Setiap manusia mengharapkan hidup rukun dan harmonis, namun tentunya ada banyak hal yang harus disiapkan pada masing-masing individu untuk mencapai itu semua. Ketika berada di dalam ruang lingkup masyarakat, kehidupan tanpa gesekan, pertikaian dan konflik menjadi keinginan yang tidak terlepas dari utopia. Utopia merupakan sistem sosial yang didambakan masyarakat atau tatanan ideal di masyarakat yang hanya ada dalam bayangan (khayalan).

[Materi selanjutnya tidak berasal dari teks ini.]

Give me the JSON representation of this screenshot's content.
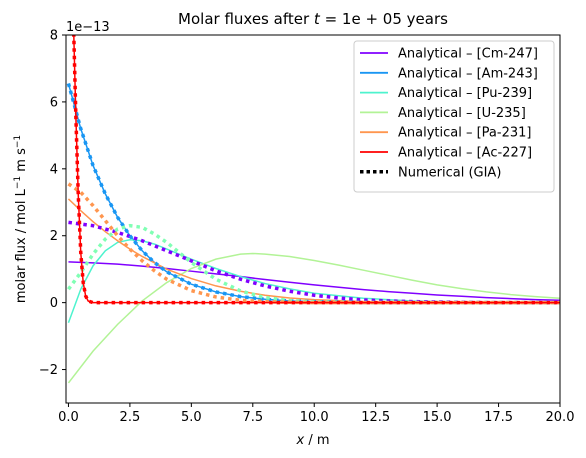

Realitas sosial yang ideal

Masyarakat dapat mencapai kerukunan dengan syarat harus mulai menanamkan kesadaran diri dari masing-masing individu. Oleh karena itu, mereka diwajibkan menjaga pola perilaku baik sopan santun, tenggang rasa, solidaritas sosial sesuai dengan tatanan hidupnya masing-masing (subjektivitas pribadi), supaya bisa mencapai kehidupan idealnya. Ideal dengan tidak mengganggu atau merugikan orang lain, yang bahkan hal tersebut merupakan wawasan umum atau pemahaman yang hampir diketahui oleh setiap orang, mulai dari orang yang beragama maupun tidak.

Jika melihat pada kacamata teori sosial, ada seorang tokoh sosiolog asal Amerika Serikat yang cukup terkenal yakni Tacott Parsons yang berpendapat bahwa di dalam realitas sosial terdapat struktur yang tersistem di dalam masyarakat serta berada dalam keseimbangan dinamis. Berdampak pada pola kehidupan masyarakat menjadi harmonis, karena ada keteraturan yang dipertahankan oleh berbagai elemen masyarakat. Dengan kata lain, setiap individu atau masyarakat sudah memiliki fungsinya masing-masing, berjalan sesuai peran, sehingga diharapkan untuk tidak merugikan individu lainnya, meskipun akan tercipta pola yang membuat masyarakat saling bergantung satu sama lain.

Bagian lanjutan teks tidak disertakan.